4/10 Spencer’s advertisements always have a moment to designate it as an “official selection” in the Venice, Toronto and Telluride film festivals, which is quite literally a show of participation trophies. “Official selection” means it got on the schedule, which is not a small feat, but highlighting how many tastemakers saw this and decided not to give it a real award isn’t a smooth marketing move.
Sandringham House, Christmas 1991- Diana, Princess of Wales (Kristen Stewart), sleepwalks through the British royal family’s holiday celebration. Her marriage to Prince Charles (Jack Farthing) is already disintegrating, and though she is unable to hold a conversation or even stand alone in a room without distress at this point, she will remain married into the family for another five years. Diana navigates her isolation, her exhaustion with the specific traditions of the House of Windsor, the suppressive gossip of the staff that makes her every breath into tabloid fodder and the rigid wardrobe, menu and future that have been laid out for her.
Spencer is an expansive and effective exploration of rich people problems. Even in an era of dire economic inequality and frequent collapse, you sympathize with Diana onscreen, her pearls like a collar, her fastened blinds like prison bars, massive portraits of Henry VIII gazing down at her from seemingly every wall blaring the public history of legal domestic violence in her lineage.
Spencer doesn’t lack conflict, but it does lack a tangible villain in that no one seems to be in charge. Diana rails against the minute detail with which her every move is controlled, but it’s not clear that any of the other royals are happy with it either. They’re mostly absent, and Charles is the only one who gets more than a few lines. The staff members are the ones who enforce Diana’s participation in the arcane rituals and spread rumors amongst themselves of every tidbit she says, but they all seem sorry about it, and Diana’s ultimate participation is usually in order avoid their getting in trouble.
Writer Steven Knight has a long and varied enough track record that it’s hard to pin this down as his work, but he’s taken the “subtext is for pussies,” never-met-a-symbol-he-didn’t-like approach to Spencer. Diana spends much of the movie sarcastically declaring what’s happening aloud, and her self-pitying rants become so frequent and she lacks so much awareness as she repeats the process of working herself up to go to dinner that she turns into a villain herself. It’s a heroic moment when the groundskeeper (Timothy Spall) interrupts her umpteenth dreary monologue about how unhappy she is toward the end of the film.
Stewart looks both exactly and nothing like Diana. She’s got the glamour and the movements right, but it looks too rehearsed, and her body language becomes less an accurate portrayal and more just a swivel of the hips or shoulders depending on what’s in frame. She looks just as miserable and controlled as her character, but somehow separate, never fully becoming Diana, just Kristen Stewart dressed up as Diana.

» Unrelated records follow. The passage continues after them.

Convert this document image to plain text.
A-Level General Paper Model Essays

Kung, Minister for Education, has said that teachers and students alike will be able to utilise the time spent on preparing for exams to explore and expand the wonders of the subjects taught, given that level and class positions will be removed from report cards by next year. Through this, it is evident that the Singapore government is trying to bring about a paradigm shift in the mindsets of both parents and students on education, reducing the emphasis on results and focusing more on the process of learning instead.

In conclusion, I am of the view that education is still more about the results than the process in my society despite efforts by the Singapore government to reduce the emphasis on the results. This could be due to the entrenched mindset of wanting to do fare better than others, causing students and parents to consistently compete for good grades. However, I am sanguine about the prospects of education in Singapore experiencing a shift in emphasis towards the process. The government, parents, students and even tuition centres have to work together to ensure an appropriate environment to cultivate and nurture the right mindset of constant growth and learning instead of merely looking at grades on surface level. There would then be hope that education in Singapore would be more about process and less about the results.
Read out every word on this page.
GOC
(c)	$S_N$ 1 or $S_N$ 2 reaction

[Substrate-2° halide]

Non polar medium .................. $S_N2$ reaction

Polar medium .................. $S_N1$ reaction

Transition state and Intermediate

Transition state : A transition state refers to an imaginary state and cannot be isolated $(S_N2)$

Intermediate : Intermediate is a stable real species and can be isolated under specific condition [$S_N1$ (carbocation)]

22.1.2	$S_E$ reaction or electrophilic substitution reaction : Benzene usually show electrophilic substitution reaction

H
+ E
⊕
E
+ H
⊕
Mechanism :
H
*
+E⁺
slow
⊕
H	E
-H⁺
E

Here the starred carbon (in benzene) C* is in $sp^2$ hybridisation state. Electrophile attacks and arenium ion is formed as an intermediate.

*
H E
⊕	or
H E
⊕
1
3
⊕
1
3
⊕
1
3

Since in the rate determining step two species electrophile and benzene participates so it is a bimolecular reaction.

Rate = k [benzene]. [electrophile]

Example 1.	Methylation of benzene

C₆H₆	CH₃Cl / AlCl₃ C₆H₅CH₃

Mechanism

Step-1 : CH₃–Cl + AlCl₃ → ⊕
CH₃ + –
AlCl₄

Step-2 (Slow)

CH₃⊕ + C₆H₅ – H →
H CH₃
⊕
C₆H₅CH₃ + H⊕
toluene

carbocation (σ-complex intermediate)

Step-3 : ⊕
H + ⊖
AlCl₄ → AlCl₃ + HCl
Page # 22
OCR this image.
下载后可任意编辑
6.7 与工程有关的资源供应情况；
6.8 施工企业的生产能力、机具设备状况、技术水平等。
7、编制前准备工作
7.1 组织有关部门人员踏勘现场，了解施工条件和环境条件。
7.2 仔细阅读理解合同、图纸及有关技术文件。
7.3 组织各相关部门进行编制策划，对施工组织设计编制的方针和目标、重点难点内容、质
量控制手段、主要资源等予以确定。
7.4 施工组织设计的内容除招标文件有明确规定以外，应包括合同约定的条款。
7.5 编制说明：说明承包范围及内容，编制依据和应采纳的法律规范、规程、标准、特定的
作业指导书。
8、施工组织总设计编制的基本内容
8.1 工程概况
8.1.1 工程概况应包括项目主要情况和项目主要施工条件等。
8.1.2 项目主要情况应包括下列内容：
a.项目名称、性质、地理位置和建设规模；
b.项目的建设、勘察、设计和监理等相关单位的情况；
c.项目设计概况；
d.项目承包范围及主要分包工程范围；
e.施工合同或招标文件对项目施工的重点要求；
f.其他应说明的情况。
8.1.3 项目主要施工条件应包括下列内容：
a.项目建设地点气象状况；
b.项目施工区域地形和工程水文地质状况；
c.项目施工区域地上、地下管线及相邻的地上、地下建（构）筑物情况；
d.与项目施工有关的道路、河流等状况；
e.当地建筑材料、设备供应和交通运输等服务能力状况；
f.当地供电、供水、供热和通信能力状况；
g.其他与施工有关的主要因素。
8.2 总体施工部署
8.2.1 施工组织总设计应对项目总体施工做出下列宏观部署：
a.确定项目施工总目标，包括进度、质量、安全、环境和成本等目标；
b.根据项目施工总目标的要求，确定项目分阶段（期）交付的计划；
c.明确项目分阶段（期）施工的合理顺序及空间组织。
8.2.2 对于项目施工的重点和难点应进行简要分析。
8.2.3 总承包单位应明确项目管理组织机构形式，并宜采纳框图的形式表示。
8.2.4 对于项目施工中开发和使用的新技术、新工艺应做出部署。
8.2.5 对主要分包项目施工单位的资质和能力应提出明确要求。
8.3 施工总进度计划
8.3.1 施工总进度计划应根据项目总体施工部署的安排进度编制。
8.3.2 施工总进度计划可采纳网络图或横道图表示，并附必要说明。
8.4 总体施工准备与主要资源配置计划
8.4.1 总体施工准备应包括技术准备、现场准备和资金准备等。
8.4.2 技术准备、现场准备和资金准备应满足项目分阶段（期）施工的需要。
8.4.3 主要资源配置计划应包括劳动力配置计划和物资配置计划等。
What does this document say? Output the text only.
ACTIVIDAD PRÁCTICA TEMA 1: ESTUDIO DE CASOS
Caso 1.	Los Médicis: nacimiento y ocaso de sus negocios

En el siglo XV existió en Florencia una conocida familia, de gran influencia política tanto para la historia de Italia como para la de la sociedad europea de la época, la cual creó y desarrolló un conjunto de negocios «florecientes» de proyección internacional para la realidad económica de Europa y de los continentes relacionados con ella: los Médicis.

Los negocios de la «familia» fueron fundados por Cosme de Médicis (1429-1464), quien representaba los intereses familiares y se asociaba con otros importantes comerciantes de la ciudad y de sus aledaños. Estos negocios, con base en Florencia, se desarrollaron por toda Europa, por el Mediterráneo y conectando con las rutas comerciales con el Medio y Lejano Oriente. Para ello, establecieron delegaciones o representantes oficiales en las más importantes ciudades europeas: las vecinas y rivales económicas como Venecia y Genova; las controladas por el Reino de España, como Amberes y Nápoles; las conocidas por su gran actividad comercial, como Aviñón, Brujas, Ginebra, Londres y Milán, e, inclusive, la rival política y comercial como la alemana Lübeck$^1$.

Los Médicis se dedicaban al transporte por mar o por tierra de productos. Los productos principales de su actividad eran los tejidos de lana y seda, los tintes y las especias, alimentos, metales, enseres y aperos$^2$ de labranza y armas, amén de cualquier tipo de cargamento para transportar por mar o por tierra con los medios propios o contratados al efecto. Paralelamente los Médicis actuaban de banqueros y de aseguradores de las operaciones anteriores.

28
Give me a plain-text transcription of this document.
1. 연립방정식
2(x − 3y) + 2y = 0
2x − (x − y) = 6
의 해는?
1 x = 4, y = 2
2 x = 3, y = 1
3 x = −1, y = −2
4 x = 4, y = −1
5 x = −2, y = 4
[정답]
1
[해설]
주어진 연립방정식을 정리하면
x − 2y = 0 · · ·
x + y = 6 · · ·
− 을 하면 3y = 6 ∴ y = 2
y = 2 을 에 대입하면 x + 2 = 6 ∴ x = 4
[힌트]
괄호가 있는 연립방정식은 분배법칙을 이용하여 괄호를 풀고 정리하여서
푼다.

Spencer is Chilean director/producer Pablo Larraín’s English-language followup to 2016’s Jackie, another Oscar-season biopic about a critical few days in a fashion icon’s life, in this case Jackie Kennedy being interviewed on the days between her husband’s assassination and funeral, and that’s the least of the films’ striking similarities. Both are shot on 16mm film at 1.66:1, and neither of them look great. There’s noticeably less information in the picture than for average contemporary movies, and if Jackie is any indication, that problem will follow Spencer to the small screen. Somebody must have told him there was a lighting problem with Jackie, because everything is slightly blown out in Spencer, which only exaggerates the lower quality of the footage.
Despite the obvious throughline between them in subject matter and photography, neither film seems to have been Larraín’s idea. Both were penned by different writers without his attachment and have different cinematographers handling the 16mm stock. The only major personnel overlap is editor Sebastián Sepúlveda and producer Juan de Dios Larraín, Pablo’s brother, and his Spanish-language films aren’t anything like these. To contradict the idea that this was purely a coincidence, he’s now talking about completing a “trilogy” in this specific style as his next project, so I’m really not sure what’s going on.
There’s more about Spencer to dislike than to enjoy, but Larraín makes an important point about contemporary biopics by focusing his on specific days and key decisions that define his subjects’ lives, instead of the usual sprawling retellings that don’t have anything to say. It’s the type of change I’m frequently calling for, so it’s great to see, even on poor-looking stock and with a script that needs more polish.